En France, l’intervention d’un coach mental est rare. En effet, la plupart des entraîneurs et la Fédération Française de Tennis ne donnant pas sa place à l’entraînement mental dans la préparation des joueurs, il semble que les joueurs acceptent inconsciemment cette directive implicite venue de la plus haute instance française. Par exemple, il y a une quinzaine d’entraîneurs de tennis, 5 ou 6 préparateurs physiques mais aucun préparateur mental à plein-temps qui travaille en interne pour la fédération au CNE (Centre National d’Entraînement). Mais alors, comment nos futurs champions se forgent-ils un mental de gagnant ? Les joueurs se débrouillent seuls.

Le système français est reconnu dans le monde entier pour la qualité et le nombre de ses joueurs (4 dans le top 10), la formation de ses entraîneurs tennis et physiques, son système de classement et de tournois uniques au monde, la détection, les ligues, les pôles France, l’INSEP1, le CNE et le budget colossal de la FFT2. La France est considérée comme un des plus grands pays de tennis, pourtant, elle reste le seul pays à attendre un numéro 1 mondial. L’Espagne, les États-Unis, l’Australie, l’Allemagne, l’Argentine, le Brésil, le Chili, la Suède, la Russie et même la Suisse et la Serbie ont réalisé cette performance.
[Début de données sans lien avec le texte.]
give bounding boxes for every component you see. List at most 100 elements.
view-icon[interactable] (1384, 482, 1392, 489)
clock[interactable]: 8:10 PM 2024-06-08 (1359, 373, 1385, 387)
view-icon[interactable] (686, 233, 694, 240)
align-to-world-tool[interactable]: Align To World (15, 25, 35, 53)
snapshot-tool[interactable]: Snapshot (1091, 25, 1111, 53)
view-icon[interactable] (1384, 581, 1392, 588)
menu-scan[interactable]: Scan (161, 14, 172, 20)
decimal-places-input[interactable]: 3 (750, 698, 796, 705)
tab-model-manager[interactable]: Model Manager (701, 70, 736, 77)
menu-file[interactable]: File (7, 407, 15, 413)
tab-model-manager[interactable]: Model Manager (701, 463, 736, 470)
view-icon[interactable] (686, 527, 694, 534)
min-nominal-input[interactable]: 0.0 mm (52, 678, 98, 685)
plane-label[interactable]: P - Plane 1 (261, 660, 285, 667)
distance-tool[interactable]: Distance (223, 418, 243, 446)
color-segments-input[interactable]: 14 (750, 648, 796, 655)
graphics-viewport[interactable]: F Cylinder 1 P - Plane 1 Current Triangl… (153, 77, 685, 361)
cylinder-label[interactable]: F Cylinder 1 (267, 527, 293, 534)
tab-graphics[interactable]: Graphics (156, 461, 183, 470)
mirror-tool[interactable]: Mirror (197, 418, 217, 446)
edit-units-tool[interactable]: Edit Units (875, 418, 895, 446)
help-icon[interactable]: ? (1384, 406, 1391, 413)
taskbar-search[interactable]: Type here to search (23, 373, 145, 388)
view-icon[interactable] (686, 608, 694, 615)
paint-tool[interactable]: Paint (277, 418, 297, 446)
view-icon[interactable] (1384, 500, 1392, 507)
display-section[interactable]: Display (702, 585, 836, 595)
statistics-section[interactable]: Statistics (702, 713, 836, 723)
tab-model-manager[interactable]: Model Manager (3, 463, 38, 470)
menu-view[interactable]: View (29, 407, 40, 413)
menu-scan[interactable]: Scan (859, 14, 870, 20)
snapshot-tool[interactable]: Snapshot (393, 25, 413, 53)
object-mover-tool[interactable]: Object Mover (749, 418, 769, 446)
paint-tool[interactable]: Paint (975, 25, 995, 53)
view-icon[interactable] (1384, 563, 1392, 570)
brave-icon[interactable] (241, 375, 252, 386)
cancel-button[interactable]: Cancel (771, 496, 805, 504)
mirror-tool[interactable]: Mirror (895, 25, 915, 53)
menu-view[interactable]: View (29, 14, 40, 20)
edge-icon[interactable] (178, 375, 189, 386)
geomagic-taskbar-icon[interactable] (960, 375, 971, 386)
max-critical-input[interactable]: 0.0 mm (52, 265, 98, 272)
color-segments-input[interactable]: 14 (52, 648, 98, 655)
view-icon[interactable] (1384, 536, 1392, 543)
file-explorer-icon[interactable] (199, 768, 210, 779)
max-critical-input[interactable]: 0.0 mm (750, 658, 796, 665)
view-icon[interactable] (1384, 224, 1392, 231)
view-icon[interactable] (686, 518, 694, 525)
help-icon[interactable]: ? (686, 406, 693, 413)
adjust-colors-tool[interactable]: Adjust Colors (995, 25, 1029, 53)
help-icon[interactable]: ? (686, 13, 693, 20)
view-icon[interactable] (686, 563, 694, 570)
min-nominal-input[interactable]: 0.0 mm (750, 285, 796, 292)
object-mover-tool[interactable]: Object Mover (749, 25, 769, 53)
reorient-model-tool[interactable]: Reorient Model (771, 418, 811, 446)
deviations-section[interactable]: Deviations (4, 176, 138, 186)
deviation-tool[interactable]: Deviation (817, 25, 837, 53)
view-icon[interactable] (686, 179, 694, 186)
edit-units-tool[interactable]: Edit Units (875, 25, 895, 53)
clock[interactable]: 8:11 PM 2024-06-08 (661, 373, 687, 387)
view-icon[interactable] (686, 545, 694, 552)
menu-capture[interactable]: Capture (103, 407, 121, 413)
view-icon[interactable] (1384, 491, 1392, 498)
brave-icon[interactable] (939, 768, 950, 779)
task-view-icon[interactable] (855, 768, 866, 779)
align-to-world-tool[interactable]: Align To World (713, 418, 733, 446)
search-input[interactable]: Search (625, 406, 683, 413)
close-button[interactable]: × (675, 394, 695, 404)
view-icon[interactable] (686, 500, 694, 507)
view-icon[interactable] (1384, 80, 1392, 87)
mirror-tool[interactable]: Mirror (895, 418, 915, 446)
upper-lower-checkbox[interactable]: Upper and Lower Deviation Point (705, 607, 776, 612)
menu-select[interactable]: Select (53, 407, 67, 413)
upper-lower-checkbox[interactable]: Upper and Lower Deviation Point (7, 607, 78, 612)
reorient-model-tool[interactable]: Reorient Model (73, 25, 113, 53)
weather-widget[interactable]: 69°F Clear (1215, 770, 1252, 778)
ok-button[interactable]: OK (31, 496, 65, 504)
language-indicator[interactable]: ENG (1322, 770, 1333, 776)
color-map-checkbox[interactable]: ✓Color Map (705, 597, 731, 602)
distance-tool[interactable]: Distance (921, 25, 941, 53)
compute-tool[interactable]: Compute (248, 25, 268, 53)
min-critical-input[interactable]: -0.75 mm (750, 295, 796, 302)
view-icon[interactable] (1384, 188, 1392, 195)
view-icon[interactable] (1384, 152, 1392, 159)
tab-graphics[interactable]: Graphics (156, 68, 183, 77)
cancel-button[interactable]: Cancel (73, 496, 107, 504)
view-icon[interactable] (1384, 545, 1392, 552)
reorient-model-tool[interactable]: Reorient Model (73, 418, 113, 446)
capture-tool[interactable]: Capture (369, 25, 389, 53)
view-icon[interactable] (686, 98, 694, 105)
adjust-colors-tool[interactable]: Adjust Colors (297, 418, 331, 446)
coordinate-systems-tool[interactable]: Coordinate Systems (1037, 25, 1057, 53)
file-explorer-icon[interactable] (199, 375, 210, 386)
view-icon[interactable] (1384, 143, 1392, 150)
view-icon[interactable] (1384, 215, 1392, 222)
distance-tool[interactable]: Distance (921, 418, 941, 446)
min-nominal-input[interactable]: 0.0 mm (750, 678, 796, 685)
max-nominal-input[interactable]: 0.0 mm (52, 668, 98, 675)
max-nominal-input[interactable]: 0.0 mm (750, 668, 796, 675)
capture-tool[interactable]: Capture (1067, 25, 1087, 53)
Alors, si la France a les meilleurs entraîneurs et le meilleur système, que manque-t-il à notre pays ? La chance d’avoir un jour en France un joueur exceptionnel ? Nous n’avons vraiment pas de chance alors, quand dans tous les pays voisins il y en a eu un.

Le manque de talents ? Pourtant, nous avons quatre joueurs dans le top 10 et Gasquet qui était apparemment le plus grand prodige du tennis, même devant Nadal étant jeune.

Nos entraîneurs ou notre système qui n’est pas assez performant ? Pourtant tout le monde s’accorde à dire que notre système est le meilleur du monde. En tous les cas, sûrement meilleur que le système de bien des pays cités ci-dessus.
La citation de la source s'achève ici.